Johannesburg - A striking feature of the census data released last week is the absence of an estimate of the country’s fertility rate. This is unfortunate given that Census 2011 showed a sudden surge in population growth – a finding that has proved controversial.
Azar Jammine, the chief economist at Econometrix, observed that population growth had accelerated “markedly since 2007 to 1.63 percent a year, from 1.01 percent during the six year period 2001 to 2007”.
The surge can only partially be explained by a decline in Aids deaths and an increase in immigration, according to some experts. The rapid rise, therefore, could imply an increase in fertility – a reversal of a declining trend that has been in place for decades.
There are two reasons why data on fertility is crucial.
One: in a developing country a declining fertility rate demonstrates that women are being offered more choices; it is a measure of their education and economic freedom. And it is a sign that children will have better life chances because small families have more resources per child than large families.
Two: while updated population data tells us what has happened since the last census in 2001, the fertility rate would tell us what lies ahead: how many babies are likely to be born and what the government needs to do to provide for the next generation.
Statistics SA says the fertility rate has still to be calculated. But, when it comes, it may do little to clear the confusion. In an explanation of the census process, the agency admitted that male fieldworkers did not feel free to ask questions on fertility and the relevant part of the questionnaire was often left blank.
Eric Udjo, the head of demographic research at Unisa’s Bureau of Market Research, said South Africa’s fertility rate had fallen consistently from 4.9 children per woman in 1970 to 2.7 in 2007, based on Stats SA’s community survey that year. He said the latest census findings showed the decline had stalled and, therefore, his estimate of the fertility rate remained unchanged at 2.7.
He said experience in Europe showed it was not uncommon for declines to stall. And he said his estimate on fertility was not out of line with the latest findings on population growth. Census 2011 showed 51.8 million people are living in South Africa – 2.4 percent higher than last year’s mid-year estimate of 50.6 million.
However others disagree.
A high profile critic of the census is Rob Dorrington, a professor at the UCT Centre for Actuarial Research, a member of an expert evaluation team for the Statistics Council, who presented an adverse minority report.
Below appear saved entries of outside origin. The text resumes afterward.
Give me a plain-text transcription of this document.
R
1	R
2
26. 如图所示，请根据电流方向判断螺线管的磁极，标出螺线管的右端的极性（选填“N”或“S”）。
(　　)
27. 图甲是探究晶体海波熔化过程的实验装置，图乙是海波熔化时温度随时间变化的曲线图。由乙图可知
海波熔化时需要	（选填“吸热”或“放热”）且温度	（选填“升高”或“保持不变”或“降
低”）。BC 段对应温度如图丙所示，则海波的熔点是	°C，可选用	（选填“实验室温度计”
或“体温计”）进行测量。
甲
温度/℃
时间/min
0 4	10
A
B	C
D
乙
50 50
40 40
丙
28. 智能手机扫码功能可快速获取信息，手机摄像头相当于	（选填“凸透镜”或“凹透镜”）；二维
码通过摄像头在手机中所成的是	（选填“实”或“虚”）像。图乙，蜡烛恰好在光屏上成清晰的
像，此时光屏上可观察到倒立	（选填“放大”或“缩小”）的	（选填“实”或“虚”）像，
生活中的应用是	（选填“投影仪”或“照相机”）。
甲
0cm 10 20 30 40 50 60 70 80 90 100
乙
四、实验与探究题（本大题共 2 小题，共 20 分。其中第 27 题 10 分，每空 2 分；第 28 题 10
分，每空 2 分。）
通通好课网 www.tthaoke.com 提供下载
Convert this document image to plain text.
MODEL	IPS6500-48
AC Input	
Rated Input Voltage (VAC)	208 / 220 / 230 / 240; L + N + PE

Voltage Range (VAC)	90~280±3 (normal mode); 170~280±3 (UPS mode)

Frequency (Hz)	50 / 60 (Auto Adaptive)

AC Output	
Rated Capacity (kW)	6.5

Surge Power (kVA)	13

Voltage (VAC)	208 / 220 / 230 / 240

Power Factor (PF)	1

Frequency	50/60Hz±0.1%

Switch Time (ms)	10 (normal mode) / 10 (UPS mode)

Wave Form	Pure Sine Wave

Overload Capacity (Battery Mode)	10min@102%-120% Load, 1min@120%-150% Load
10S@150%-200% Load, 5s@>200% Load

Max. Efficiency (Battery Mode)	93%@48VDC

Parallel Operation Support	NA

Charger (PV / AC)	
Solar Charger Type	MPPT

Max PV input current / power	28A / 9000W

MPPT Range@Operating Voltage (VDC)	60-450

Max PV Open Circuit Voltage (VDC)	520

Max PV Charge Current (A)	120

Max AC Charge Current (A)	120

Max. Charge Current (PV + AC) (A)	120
Dorrington argued that the population acceleration was out of line with previous estimates of fertility, which had been “fairly consistent” between the 1996 census, the 1998 demographic and health survey, the 2001 census and the community survey in 2007.
Dorrington said, prior to the release of the latest census data, population growth was estimated to be growing at a little over 1 percent a year, taking into account both a decline in the number of Aids deaths and immigration. “Although our estimates of survival of children from birth may not be perfectly accurate, it is very unlikely that any error would account for anywhere near the sort [of] excess in the estimates of the number of children.”
He said: “The Actuarial Society of South Africa estimated the ‘total of fertility rates’ to be 4.2 children per women in 1985/86 and this had dropped to 2.4 children per women by 2010/11.“
He pointed out that a total fertility rate of 2.7 in the year before the census would imply that the infant mortality rate would have to have been more than double our current estimate simply to reproduce the numbers in census 2011. He also argued that a steadily declining total fertility rate, to 2.7 by 2007, would imply that the census undercounted the children above the age of 5.
There is a related anomaly in the data. An important census finding was a rapid migration to Gauteng and the Western Cape where the country’s largest cities are situated.
Jammine pointed out that the increase in urbanisation runs counter to the finding of accelerated population growth. “Internationally increased urbanisation has been associated with lower population growth over many decades because of the recognition by newly urbanised families of the costs of having larger families.”
However, he believed the anomaly could be explained by the increased roll out of antiretroviral treatment for people suffering from Aids.
Another related issue is the population dent near the bottom of the population pyramid. The latest census shows a marked decrease in the number of children aged 5 to 19.
Griffith Feeney, a demographic consultant working with Stats SA on the census, said at a press conference last week that Dorrington had pointed out “a pattern in the age distribution that seemed very peculiar and unexpected”.
Feeney said investigation of other data sources, including registered births and deaths confirmed the age distribution was “real”. But Dorrington noted: “Births and deaths are under registered so there is scope for making assumption.”
Stats SA said an explanation of the apparent change in social behaviour was not part of its brief. And Howard Gabriels, the chairman of the Statistics Council, said an explanation would be up to “scientists”.